REVIEW: George Clooney’s The Midnight Sky is being sold as The Revenant meets Gravity , thanks to the fact that it comes from the writer (Mark L. Smith) of the former and the star (Clooney) of the latter. In reality, this adaptation of Lily Brooks-Dalton’s “Good Morning Midnight” probably owes more to Stanley Kramer’s On The Beach (with Clooney even showing the shuttle crew watching it at one point) in that it’s a truly grim tale of humanity’s final days, with slow death a constant, creeping inevitability. It’s a bold movie to put out in the midst of a pandemic, but it’s also Clooney’s best film as a director since Good Night and Good Luck.

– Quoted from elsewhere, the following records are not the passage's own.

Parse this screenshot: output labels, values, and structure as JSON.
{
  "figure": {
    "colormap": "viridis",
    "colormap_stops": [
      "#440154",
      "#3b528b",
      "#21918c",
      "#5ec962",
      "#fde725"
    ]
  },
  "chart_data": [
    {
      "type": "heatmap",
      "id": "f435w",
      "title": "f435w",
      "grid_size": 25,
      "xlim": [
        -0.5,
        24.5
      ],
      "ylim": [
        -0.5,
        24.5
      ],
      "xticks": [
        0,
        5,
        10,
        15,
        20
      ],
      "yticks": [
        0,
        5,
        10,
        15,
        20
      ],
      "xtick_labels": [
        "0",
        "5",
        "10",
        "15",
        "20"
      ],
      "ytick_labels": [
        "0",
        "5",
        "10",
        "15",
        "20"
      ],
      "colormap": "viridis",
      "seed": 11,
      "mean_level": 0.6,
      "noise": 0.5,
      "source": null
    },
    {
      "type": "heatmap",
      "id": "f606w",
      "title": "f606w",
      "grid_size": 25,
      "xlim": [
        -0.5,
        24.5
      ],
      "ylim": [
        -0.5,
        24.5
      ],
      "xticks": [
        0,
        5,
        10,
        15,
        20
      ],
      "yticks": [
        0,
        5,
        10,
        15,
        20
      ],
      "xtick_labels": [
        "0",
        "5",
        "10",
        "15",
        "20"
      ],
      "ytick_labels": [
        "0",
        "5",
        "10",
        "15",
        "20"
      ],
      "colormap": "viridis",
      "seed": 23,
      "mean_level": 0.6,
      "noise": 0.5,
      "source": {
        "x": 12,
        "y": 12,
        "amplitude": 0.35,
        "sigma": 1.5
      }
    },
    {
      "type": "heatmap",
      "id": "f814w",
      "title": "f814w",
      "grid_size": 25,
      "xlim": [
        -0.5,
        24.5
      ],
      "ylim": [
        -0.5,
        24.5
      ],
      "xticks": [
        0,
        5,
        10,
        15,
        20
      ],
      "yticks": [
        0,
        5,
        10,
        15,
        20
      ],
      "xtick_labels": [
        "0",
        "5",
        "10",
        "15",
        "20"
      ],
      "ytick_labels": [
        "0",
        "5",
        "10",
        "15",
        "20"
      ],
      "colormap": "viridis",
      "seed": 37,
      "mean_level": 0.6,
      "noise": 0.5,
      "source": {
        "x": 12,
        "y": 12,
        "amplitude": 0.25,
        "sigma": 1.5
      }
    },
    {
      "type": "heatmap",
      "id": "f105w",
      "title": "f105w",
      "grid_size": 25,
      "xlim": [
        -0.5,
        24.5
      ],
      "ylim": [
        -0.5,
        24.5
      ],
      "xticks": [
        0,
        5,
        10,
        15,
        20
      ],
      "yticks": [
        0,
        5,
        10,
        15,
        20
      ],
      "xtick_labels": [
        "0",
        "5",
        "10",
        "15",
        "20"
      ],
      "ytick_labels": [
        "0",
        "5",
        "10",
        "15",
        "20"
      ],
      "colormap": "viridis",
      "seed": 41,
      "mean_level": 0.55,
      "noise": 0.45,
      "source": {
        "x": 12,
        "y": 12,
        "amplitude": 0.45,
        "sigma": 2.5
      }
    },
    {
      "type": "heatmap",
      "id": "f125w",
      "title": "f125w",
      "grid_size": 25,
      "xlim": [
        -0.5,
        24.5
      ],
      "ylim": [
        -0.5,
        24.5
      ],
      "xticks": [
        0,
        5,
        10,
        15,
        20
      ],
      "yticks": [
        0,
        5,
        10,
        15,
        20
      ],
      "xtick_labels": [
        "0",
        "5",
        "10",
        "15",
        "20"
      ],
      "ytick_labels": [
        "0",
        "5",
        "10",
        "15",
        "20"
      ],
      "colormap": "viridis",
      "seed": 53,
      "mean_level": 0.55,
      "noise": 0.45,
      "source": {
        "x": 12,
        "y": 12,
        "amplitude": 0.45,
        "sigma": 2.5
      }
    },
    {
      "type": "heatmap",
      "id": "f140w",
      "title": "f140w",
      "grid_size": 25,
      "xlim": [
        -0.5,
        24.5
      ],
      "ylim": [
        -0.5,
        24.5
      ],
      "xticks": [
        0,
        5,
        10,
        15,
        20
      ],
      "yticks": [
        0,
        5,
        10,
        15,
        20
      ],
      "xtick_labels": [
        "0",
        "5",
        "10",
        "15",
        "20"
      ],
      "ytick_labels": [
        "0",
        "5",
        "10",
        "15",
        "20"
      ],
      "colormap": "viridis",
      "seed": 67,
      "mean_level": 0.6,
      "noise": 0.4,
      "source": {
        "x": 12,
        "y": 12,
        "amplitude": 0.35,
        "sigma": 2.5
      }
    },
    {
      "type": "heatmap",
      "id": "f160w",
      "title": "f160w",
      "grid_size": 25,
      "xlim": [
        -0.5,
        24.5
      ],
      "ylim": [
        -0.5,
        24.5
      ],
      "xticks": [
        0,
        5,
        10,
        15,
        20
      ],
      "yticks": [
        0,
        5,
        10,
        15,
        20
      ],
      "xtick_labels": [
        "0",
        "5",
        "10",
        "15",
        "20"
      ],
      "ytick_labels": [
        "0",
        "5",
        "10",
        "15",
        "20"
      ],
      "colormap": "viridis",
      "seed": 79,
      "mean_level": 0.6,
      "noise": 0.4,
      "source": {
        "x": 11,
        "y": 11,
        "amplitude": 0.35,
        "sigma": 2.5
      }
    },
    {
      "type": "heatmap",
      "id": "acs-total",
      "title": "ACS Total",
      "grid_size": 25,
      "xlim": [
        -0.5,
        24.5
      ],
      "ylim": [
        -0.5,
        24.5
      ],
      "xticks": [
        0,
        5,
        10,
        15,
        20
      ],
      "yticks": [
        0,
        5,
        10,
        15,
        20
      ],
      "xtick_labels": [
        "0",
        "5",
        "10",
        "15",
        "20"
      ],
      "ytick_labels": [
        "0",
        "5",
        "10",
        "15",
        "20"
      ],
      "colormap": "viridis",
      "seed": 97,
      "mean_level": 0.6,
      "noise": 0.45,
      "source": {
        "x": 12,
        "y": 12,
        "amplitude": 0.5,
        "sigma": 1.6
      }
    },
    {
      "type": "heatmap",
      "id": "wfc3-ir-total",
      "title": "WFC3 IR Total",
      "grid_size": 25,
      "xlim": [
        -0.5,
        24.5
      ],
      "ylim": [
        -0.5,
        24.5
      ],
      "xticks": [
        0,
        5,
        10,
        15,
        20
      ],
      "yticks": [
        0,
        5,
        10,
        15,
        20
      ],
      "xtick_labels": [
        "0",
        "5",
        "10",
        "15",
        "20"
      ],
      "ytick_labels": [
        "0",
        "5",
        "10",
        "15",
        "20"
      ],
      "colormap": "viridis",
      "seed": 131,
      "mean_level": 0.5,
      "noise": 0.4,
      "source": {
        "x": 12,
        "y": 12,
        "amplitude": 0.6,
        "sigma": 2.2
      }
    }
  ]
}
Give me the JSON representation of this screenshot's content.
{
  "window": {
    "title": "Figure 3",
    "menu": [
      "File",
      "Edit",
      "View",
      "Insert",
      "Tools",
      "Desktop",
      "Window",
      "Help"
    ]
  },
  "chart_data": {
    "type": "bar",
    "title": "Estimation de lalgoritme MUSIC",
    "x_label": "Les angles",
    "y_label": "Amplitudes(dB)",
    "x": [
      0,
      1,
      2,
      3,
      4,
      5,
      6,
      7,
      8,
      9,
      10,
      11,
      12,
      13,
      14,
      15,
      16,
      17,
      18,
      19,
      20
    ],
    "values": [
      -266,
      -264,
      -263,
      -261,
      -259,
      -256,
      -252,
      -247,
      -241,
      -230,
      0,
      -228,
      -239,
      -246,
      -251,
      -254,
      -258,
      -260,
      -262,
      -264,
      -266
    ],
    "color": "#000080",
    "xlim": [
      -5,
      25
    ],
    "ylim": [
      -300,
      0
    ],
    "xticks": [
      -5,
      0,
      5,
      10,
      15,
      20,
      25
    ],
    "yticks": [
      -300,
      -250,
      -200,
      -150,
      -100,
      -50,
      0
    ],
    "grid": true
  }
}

While some might take issue withe the fact that the movie is so clearly split in two, making it feel like two halves rather than one whole, Clooney manages a good balancing act between the two stories. Neither feels like anything he’s tried before as a director. I’ve always thought Clooney’s tendency to go for a Coen Bros tone in some of his earlier work never really came off, but The Midnight Sky is dead-serious and straight-forward. He’s never helmed a VFX-laden movie, but the CGI is terrific, with Clooney pulling off some really audacious shots, including a memorable sequence involving an astronaut suffering a zero gravity injury that turns their blood into bubbles (shades of Star Trek VI).
Clooney is also clearly interested more in the human drama of the premise rather than simply making an action film, although to be sure this produces some mixed results. On Earth, Clooney is paired with a silent child, Iris (Caoilinn Springall) and the relationship between the two does take on too much of a cutesy vibe at times, particularly in an early scene where they flick each other with peas. There are also too many flashbacks to his character’s youth (where he’s played by Star Trek: Discovery’s Ethan Peck) that make the inevitable third act twist a little too easy to predict. Still, Clooney is clearly trying to stretch and his performance, as the over-the-hill, terminally ill scientist who’s become the unlikely “Last Man on Earth” is gripping.
However, the stuff on board the space shuttle is arguably more compelling, as everyone waits for news from Earth, with some (including Kyle Chandler’s navigator) having family back home. Felicity Jones plays a newly pregnant crew-member (she was pregnant in real life) which adds urgency to their story, while David Oyelowo is the stalwart captain, a role Clooney himself might have played a couple of years ago.
While a touch uneven, the film is aided by not only the VFX, but also the top-shelf cinematography by Matin Ruhe, while Alexandre Desplat works overtime to give the film emotional heft. At just under two-hours, it’s quickly paced and surprisingly dark for a Christmastime Netflix release (especially during a pandemic), but it still ranks as one of Clooney’s stronger efforts as a director and well worth checking out.